Nothing that happened to Wile E. Coyote was an accident.
posted by mhoye at 10:09 AM on August 24 [7 favorites]


There's a local grocery chain called Acme. It always gets a chuckle when I have an out-of-town visitor.
posted by slogger at 10:27 AM on August 24 [2 favorites]


There are ACME grocery stores in my area and I honest-to-god shop at them sometimes because I like the idea of buying my food at the same place that the coyote buys his anvils and rocket skates.
posted by ElKevbo at 10:53 AM on August 24 [4 favorites]


My favorite piece on the subject - Ian Frazier's Coyote vs. ACME
posted by Mchelly at 11:54 AM on August 24 [3 favorites]


I was told on the playground that ACME was an acronym for "American Company that Manufactures Everything".

As the Wikipedia article puts it:
Although it can be so used, it is a misconception that ACME was intended by cartoonists to be an acronym standing for such things as "A Company Making Everything", "American Companies Make Everything" or "American Company that Manufactures Everything".
posted by zamboni at 2:48 PM on August 24


Acme was also the name of a recording studio in Chicago that, among other things, was where The Curly Shuffle by the Jump 'n the Saddle Band was recorded. It was partly owned by two of my uncles and the name choice was entirely a deliberate reference on their part.
posted by wanderingmind at 3:25 PM on August 24 [3 favorites]

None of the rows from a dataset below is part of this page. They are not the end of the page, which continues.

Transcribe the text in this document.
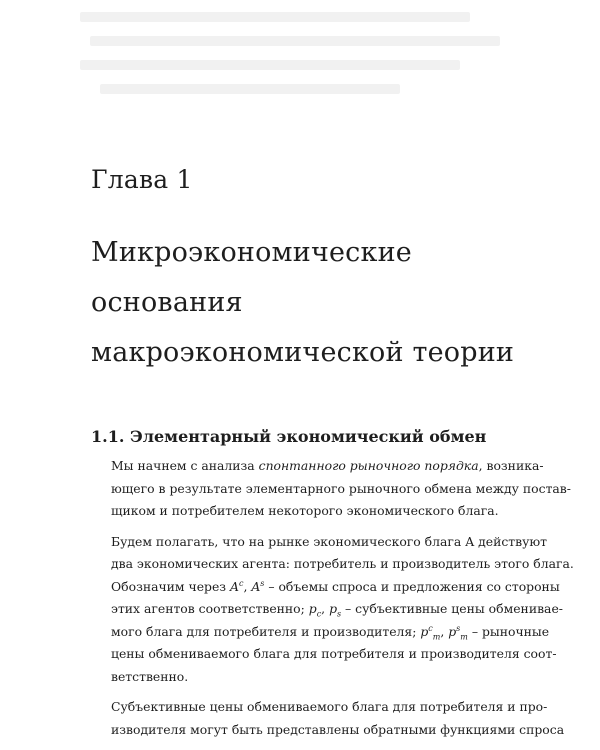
Глава 1
Микроэкономические
основания
макроэкономической теории
1.1. Элементарный экономический обмен

Мы начнем с анализа спонтанного рыночного порядка, возника-
ющего в результате элементарного рыночного обмена между постав-
щиком и потребителем некоторого экономического блага.

Будем полагать, что на рынке экономического блага A действуют
два экономических агента: потребитель и производитель этого блага.
Обозначим через $A^c$, $A^s$ – объемы спроса и предложения со стороны
этих агентов соответственно; $p_c$, $p_s$ – субъективные цены обменивае-
мого блага для потребителя и производителя; $p^c_m$, $p^s_m$ – рыночные
цены обмениваемого блага для потребителя и производителя соот-
ветственно.

Субъективные цены обмениваемого блага для потребителя и про-
изводителя могут быть представлены обратными функциями спроса
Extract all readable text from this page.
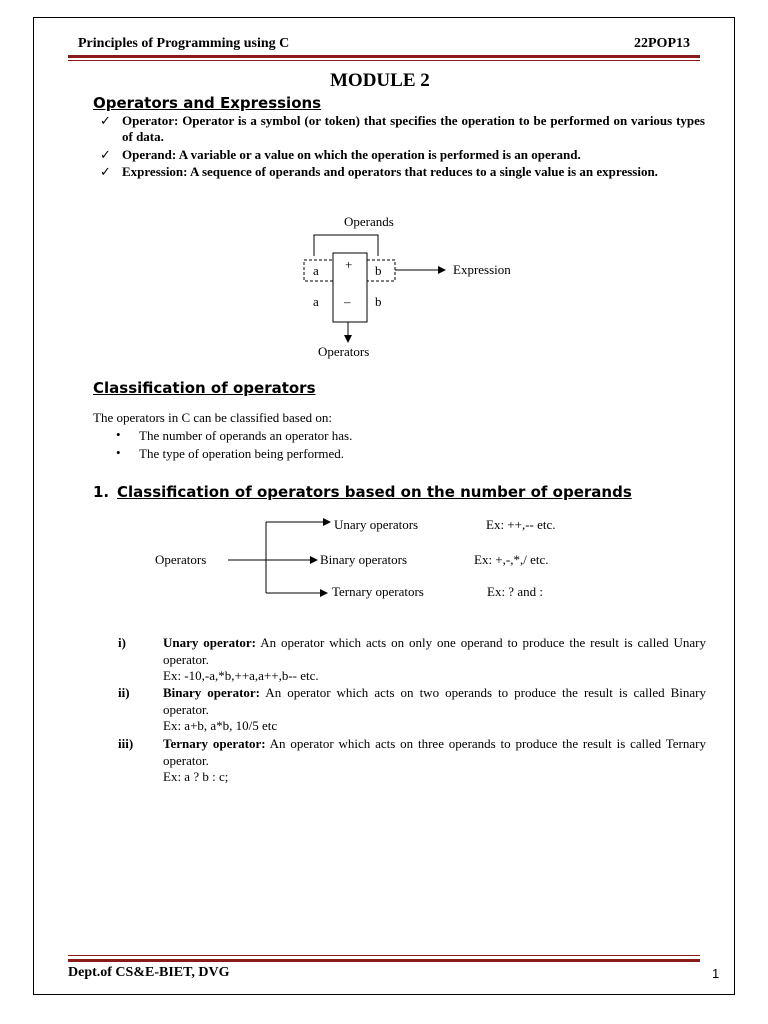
Principles of Programming using C	22POP13
MODULE 2
Operators and Expressions
✓ Operator: Operator is a symbol (or token) that specifies the operation to be performed on various types of data.
✓ Operand: A variable or a value on which the operation is performed is an operand.
✓ Expression: A sequence of operands and operators that reduces to a single value is an expression.
Operands
a + b
a – b
Expression
Operators
Classification of operators
The operators in C can be classified based on:
• The number of operands an operator has.
• The type of operation being performed.
1. Classification of operators based on the number of operands
Operators
Unary operators	Ex: ++,-- etc.
Binary operators	Ex: +,-,*,/ etc.
Ternary operators	Ex: ? and :
i)	Unary operator: An operator which acts on only one operand to produce the result is called Unary operator.
Ex: -10,-a,*b,++a,a++,b-- etc.
ii)	Binary operator: An operator which acts on two operands to produce the result is called Binary operator.
Ex: a+b, a*b, 10/5 etc
iii) Ternary operator: An operator which acts on three operands to produce the result is called Ternary operator.
Ex: a ? b : c;
Dept.of CS&E-BIET, DVG	1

Also a series of books by cartoonist Chris Ware under the moniker Acme Novelty Library.
posted by lathrop at 3:37 PM on August 24


ACME is - canonically - “A Wholly-Owned Subsidiary of Roadrunner Corporation”.

Not sure if this is the specific reference you have in mind, but I once saw a piece of official WB artwork showing the boardroom of the Acme Corporation with a roadrunner at every seat round the table.

Also, I remember a critic a few years ago describing a collection of Hunter S. Thompson's 1970s letters as "the kind of letters Wile E. Coyote would write to the Acme Corporation". Perfect.
posted by Paul Slade at 12:53 AM on August 25 [1 favorite]


When I moved to this area, with Acme Markets next door, I couldn't help but giggle and ask the checker, "Where are the anvils?" Purely thinking of Wile E. LOL I had no clue they were a real company that made anvils. That honestly makes it funnier, to me.
posted by Goofyy at 8:28 AM on August 25 [1 favorite]


There's a local grocery chain called Acme. It always gets a chuckle when I have an out-of-town visitor.

Growing up in my hometown, there were only two major supermarkets, Acme and A&P. We shopped at Acme. The connection to Roadrunner cartoons never occurred to me back then, obvious though it would seem to be.